Solving a Tabular Style Datathon

Solving a Tabular Style Datathon

First, we load the train and test features:

train = pd.read_csv("train.csv")
testFeatures = pd.read_csv("test.csv")

After looking at train.head(), we can see that the problem is a tabular binary prediction problem. Usually for tabular dataset, a gradient boosting tree will outperform NN, due to the limited number of training data, so we decided to use autogluon, an autoML tool that consists of many popular GB model to fit. Another we also did, besides using autogluon, is that we used openfe, an automated feature generator. So we load them in:

!pip install autogluon.tabular[all]
!pip install openfe
import numpy as np
import matplotlib.pyplot as plt
from autogluon.tabular  import TabularDataset,TabularPredictor
from openfe import OpenFE, transform

We use openFE to generate about 2000 features automatically. The way it works is it first generates different combination of original features, such as xy y or x / y. It then tries to estimate the importance of the feature and get rid of ones that have 0 importance.

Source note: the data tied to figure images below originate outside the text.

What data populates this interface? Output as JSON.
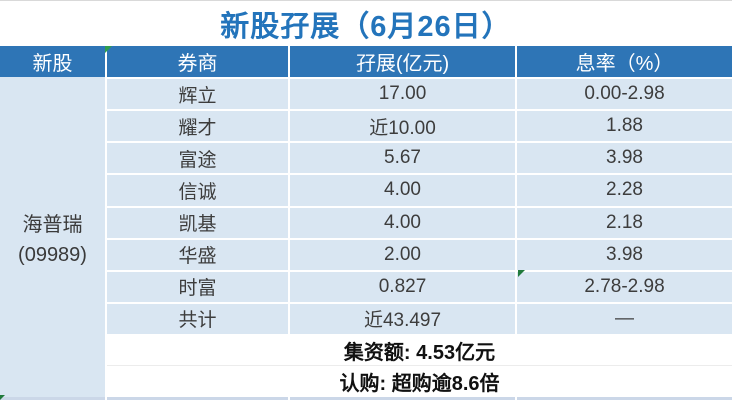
{
  "title": "新股孖展（6月26日）",
  "table": {
    "headers": {
      "stock": "新股",
      "broker": "券商",
      "margin": "孖展(亿元)",
      "rate": "息率（%）"
    },
    "stock": {
      "name": "海普瑞",
      "code": "(09989)"
    },
    "rows": [
      {
        "broker": "辉立",
        "margin": "17.00",
        "rate": "0.00-2.98"
      },
      {
        "broker": "耀才",
        "margin": "近10.00",
        "rate": "1.88"
      },
      {
        "broker": "富途",
        "margin": "5.67",
        "rate": "3.98"
      },
      {
        "broker": "信诚",
        "margin": "4.00",
        "rate": "2.28"
      },
      {
        "broker": "凯基",
        "margin": "4.00",
        "rate": "2.18"
      },
      {
        "broker": "华盛",
        "margin": "2.00",
        "rate": "3.98"
      },
      {
        "broker": "时富",
        "margin": "0.827",
        "rate": "2.78-2.98"
      },
      {
        "broker": "共计",
        "margin": "近43.497",
        "rate": "—"
      }
    ],
    "footer": {
      "funding": "集资额: 4.53亿元",
      "subscription": "认购: 超购逾8.6倍"
    }
  },
  "icons": {
    "header_indicator": "green-corner-triangle",
    "rate_cell_indicator": "green-corner-triangle",
    "bottom_left_indicator": "green-corner-triangle"
  },
  "colors": {
    "header_bg": "#2E75B6",
    "title_text": "#2374BB",
    "cell_bg": "#D9E6F2",
    "bottom_strip_bg": "#CBD7E8",
    "indicator_green": "#2F9E4E"
  }
}
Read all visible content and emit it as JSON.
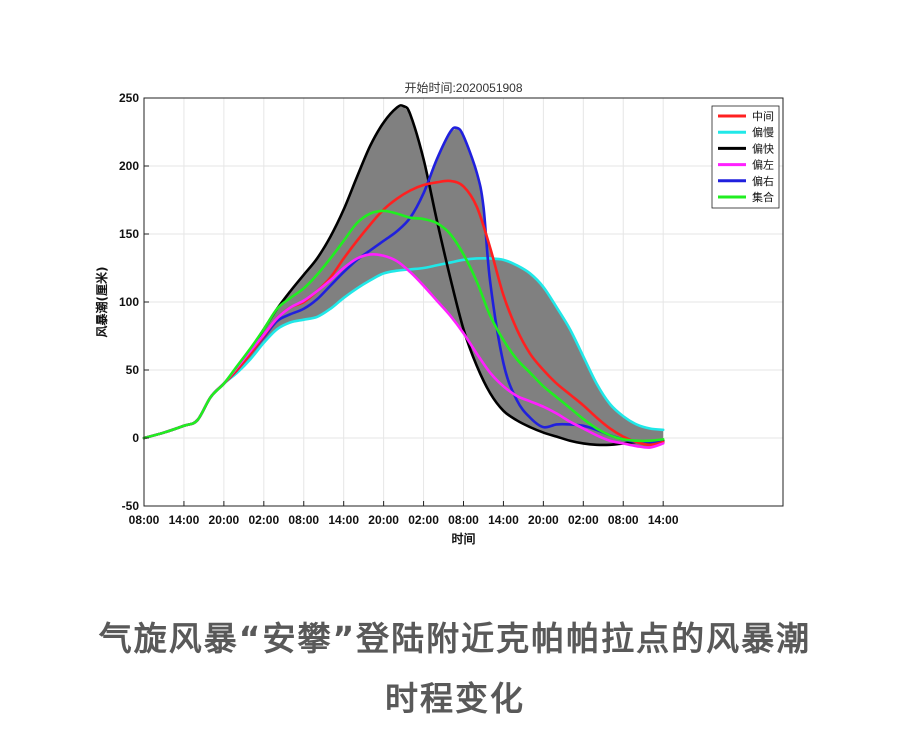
{
  "caption": {
    "line1": "气旋风暴“安攀”登陆附近克帕帕拉点的风暴潮",
    "line2": "时程变化"
  },
  "chart_data": {
    "type": "line",
    "title": "开始时间:2020051908",
    "xlabel": "时间",
    "ylabel": "风暴潮(厘米)",
    "ylim": [
      -50,
      250
    ],
    "xlim": [
      0,
      96
    ],
    "yticks": [
      -50,
      0,
      50,
      100,
      150,
      200,
      250
    ],
    "xticks": [
      {
        "x": 0,
        "label": "08:00"
      },
      {
        "x": 6,
        "label": "14:00"
      },
      {
        "x": 12,
        "label": "20:00"
      },
      {
        "x": 18,
        "label": "02:00"
      },
      {
        "x": 24,
        "label": "08:00"
      },
      {
        "x": 30,
        "label": "14:00"
      },
      {
        "x": 36,
        "label": "20:00"
      },
      {
        "x": 42,
        "label": "02:00"
      },
      {
        "x": 48,
        "label": "08:00"
      },
      {
        "x": 54,
        "label": "14:00"
      },
      {
        "x": 60,
        "label": "20:00"
      },
      {
        "x": 66,
        "label": "02:00"
      },
      {
        "x": 72,
        "label": "08:00"
      },
      {
        "x": 78,
        "label": "14:00"
      }
    ],
    "grid": true,
    "legend_position": "top-right",
    "envelope_color": "#808080",
    "series": [
      {
        "name": "中间",
        "color": "#ff2020",
        "points": [
          [
            0,
            0
          ],
          [
            3,
            4
          ],
          [
            6,
            9
          ],
          [
            8,
            13
          ],
          [
            10,
            30
          ],
          [
            12,
            40
          ],
          [
            14,
            50
          ],
          [
            16,
            62
          ],
          [
            18,
            75
          ],
          [
            20,
            88
          ],
          [
            22,
            96
          ],
          [
            24,
            100
          ],
          [
            26,
            108
          ],
          [
            28,
            118
          ],
          [
            30,
            132
          ],
          [
            32,
            145
          ],
          [
            34,
            157
          ],
          [
            36,
            168
          ],
          [
            38,
            176
          ],
          [
            40,
            182
          ],
          [
            42,
            186
          ],
          [
            44,
            188
          ],
          [
            46,
            189
          ],
          [
            48,
            185
          ],
          [
            50,
            170
          ],
          [
            52,
            140
          ],
          [
            54,
            105
          ],
          [
            56,
            80
          ],
          [
            58,
            62
          ],
          [
            60,
            50
          ],
          [
            62,
            40
          ],
          [
            64,
            32
          ],
          [
            66,
            24
          ],
          [
            68,
            15
          ],
          [
            70,
            7
          ],
          [
            72,
            1
          ],
          [
            74,
            -3
          ],
          [
            76,
            -5
          ],
          [
            78,
            -3
          ]
        ]
      },
      {
        "name": "偏慢",
        "color": "#20e8e8",
        "points": [
          [
            0,
            0
          ],
          [
            3,
            4
          ],
          [
            6,
            9
          ],
          [
            8,
            13
          ],
          [
            10,
            30
          ],
          [
            12,
            40
          ],
          [
            14,
            48
          ],
          [
            16,
            58
          ],
          [
            18,
            70
          ],
          [
            20,
            80
          ],
          [
            22,
            85
          ],
          [
            24,
            87
          ],
          [
            26,
            89
          ],
          [
            28,
            95
          ],
          [
            30,
            103
          ],
          [
            32,
            110
          ],
          [
            34,
            116
          ],
          [
            36,
            121
          ],
          [
            38,
            123
          ],
          [
            40,
            124
          ],
          [
            42,
            125
          ],
          [
            44,
            127
          ],
          [
            46,
            129
          ],
          [
            48,
            131
          ],
          [
            50,
            132
          ],
          [
            52,
            132
          ],
          [
            54,
            131
          ],
          [
            56,
            127
          ],
          [
            58,
            121
          ],
          [
            60,
            111
          ],
          [
            62,
            96
          ],
          [
            64,
            80
          ],
          [
            66,
            60
          ],
          [
            68,
            40
          ],
          [
            70,
            25
          ],
          [
            72,
            16
          ],
          [
            74,
            10
          ],
          [
            76,
            7
          ],
          [
            78,
            6
          ]
        ]
      },
      {
        "name": "偏快",
        "color": "#000000",
        "points": [
          [
            0,
            0
          ],
          [
            3,
            4
          ],
          [
            6,
            9
          ],
          [
            8,
            13
          ],
          [
            10,
            30
          ],
          [
            12,
            40
          ],
          [
            14,
            51
          ],
          [
            16,
            65
          ],
          [
            18,
            80
          ],
          [
            20,
            95
          ],
          [
            22,
            108
          ],
          [
            24,
            120
          ],
          [
            26,
            132
          ],
          [
            28,
            148
          ],
          [
            30,
            168
          ],
          [
            32,
            192
          ],
          [
            34,
            215
          ],
          [
            36,
            232
          ],
          [
            38,
            243
          ],
          [
            39,
            244
          ],
          [
            40,
            238
          ],
          [
            42,
            205
          ],
          [
            44,
            160
          ],
          [
            46,
            118
          ],
          [
            48,
            80
          ],
          [
            50,
            53
          ],
          [
            52,
            33
          ],
          [
            54,
            20
          ],
          [
            56,
            13
          ],
          [
            58,
            8
          ],
          [
            60,
            4
          ],
          [
            62,
            1
          ],
          [
            64,
            -2
          ],
          [
            66,
            -4
          ],
          [
            68,
            -5
          ],
          [
            70,
            -5
          ],
          [
            72,
            -4
          ],
          [
            74,
            -3
          ],
          [
            76,
            -3
          ],
          [
            78,
            -2
          ]
        ]
      },
      {
        "name": "偏左",
        "color": "#ff20ff",
        "points": [
          [
            0,
            0
          ],
          [
            3,
            4
          ],
          [
            6,
            9
          ],
          [
            8,
            13
          ],
          [
            10,
            30
          ],
          [
            12,
            40
          ],
          [
            14,
            52
          ],
          [
            16,
            64
          ],
          [
            18,
            76
          ],
          [
            20,
            88
          ],
          [
            22,
            96
          ],
          [
            24,
            101
          ],
          [
            26,
            108
          ],
          [
            28,
            116
          ],
          [
            30,
            125
          ],
          [
            32,
            132
          ],
          [
            34,
            135
          ],
          [
            36,
            134
          ],
          [
            38,
            130
          ],
          [
            40,
            122
          ],
          [
            42,
            112
          ],
          [
            44,
            101
          ],
          [
            46,
            90
          ],
          [
            48,
            77
          ],
          [
            50,
            62
          ],
          [
            52,
            48
          ],
          [
            54,
            38
          ],
          [
            56,
            31
          ],
          [
            58,
            27
          ],
          [
            60,
            23
          ],
          [
            62,
            18
          ],
          [
            64,
            12
          ],
          [
            66,
            7
          ],
          [
            68,
            2
          ],
          [
            70,
            -2
          ],
          [
            72,
            -4
          ],
          [
            74,
            -6
          ],
          [
            76,
            -7
          ],
          [
            78,
            -4
          ]
        ]
      },
      {
        "name": "偏右",
        "color": "#2020dd",
        "points": [
          [
            0,
            0
          ],
          [
            3,
            4
          ],
          [
            6,
            9
          ],
          [
            8,
            13
          ],
          [
            10,
            30
          ],
          [
            12,
            40
          ],
          [
            14,
            50
          ],
          [
            16,
            62
          ],
          [
            18,
            74
          ],
          [
            20,
            86
          ],
          [
            22,
            91
          ],
          [
            24,
            95
          ],
          [
            26,
            102
          ],
          [
            28,
            112
          ],
          [
            30,
            122
          ],
          [
            32,
            131
          ],
          [
            34,
            138
          ],
          [
            36,
            145
          ],
          [
            38,
            152
          ],
          [
            40,
            162
          ],
          [
            42,
            180
          ],
          [
            44,
            205
          ],
          [
            46,
            225
          ],
          [
            47,
            228
          ],
          [
            48,
            222
          ],
          [
            50,
            195
          ],
          [
            51,
            170
          ],
          [
            52,
            115
          ],
          [
            54,
            55
          ],
          [
            56,
            28
          ],
          [
            58,
            15
          ],
          [
            60,
            8
          ],
          [
            62,
            10
          ],
          [
            64,
            10
          ],
          [
            66,
            9
          ],
          [
            68,
            6
          ],
          [
            70,
            2
          ],
          [
            72,
            -1
          ],
          [
            74,
            -3
          ],
          [
            76,
            -3
          ],
          [
            78,
            -3
          ]
        ]
      },
      {
        "name": "集合",
        "color": "#20ee20",
        "points": [
          [
            0,
            0
          ],
          [
            3,
            4
          ],
          [
            6,
            9
          ],
          [
            8,
            13
          ],
          [
            10,
            30
          ],
          [
            12,
            40
          ],
          [
            14,
            53
          ],
          [
            16,
            66
          ],
          [
            18,
            80
          ],
          [
            20,
            95
          ],
          [
            22,
            103
          ],
          [
            24,
            110
          ],
          [
            26,
            120
          ],
          [
            28,
            132
          ],
          [
            30,
            145
          ],
          [
            32,
            158
          ],
          [
            34,
            165
          ],
          [
            36,
            167
          ],
          [
            38,
            165
          ],
          [
            40,
            162
          ],
          [
            42,
            161
          ],
          [
            44,
            158
          ],
          [
            46,
            150
          ],
          [
            48,
            135
          ],
          [
            50,
            115
          ],
          [
            52,
            90
          ],
          [
            54,
            72
          ],
          [
            56,
            58
          ],
          [
            58,
            48
          ],
          [
            60,
            38
          ],
          [
            62,
            30
          ],
          [
            64,
            22
          ],
          [
            66,
            14
          ],
          [
            68,
            7
          ],
          [
            70,
            2
          ],
          [
            72,
            -1
          ],
          [
            74,
            -2
          ],
          [
            76,
            -2
          ],
          [
            78,
            -1
          ]
        ]
      }
    ]
  }
}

train_x = train.drop(columns=['building_id', 'damage_grade'])
train_y = train['damage_grade']

ofe = OpenFE()
features = ofe.fit(data=train_x, label=train_y, n_jobs=20)

Now we add the features proposed by openfe, but in a forward selection manner: The new_features_list is sorted by importance already, so we keep increasing the number of new features we add, until there is a worsen validation loss. This is how we get the 32

train_data, test_data = transform(train, testFeatures, ofe.new_features_list[:32], n_jobs=20)

Before we fit our model, we dropped building_id, because it is unrelated to how badly the building will be damaged. There is no need to split a train_data & val_data, because autogluon takes care of cross validation for us automatically. We use eval_metric='log_loss', instead of 'accuracy', as the compeition loss uses log_loss.

train_data = TabularDataset(train_data.drop(columns=['building_id']))
predictor = TabularPredictor(label='damage_grade', eval_metric='log_loss').fit(train_data=train_data, num_gpus=0)

After the model is fitted, get the prediction probability.

predictions = predictor.predict_proba(test_data)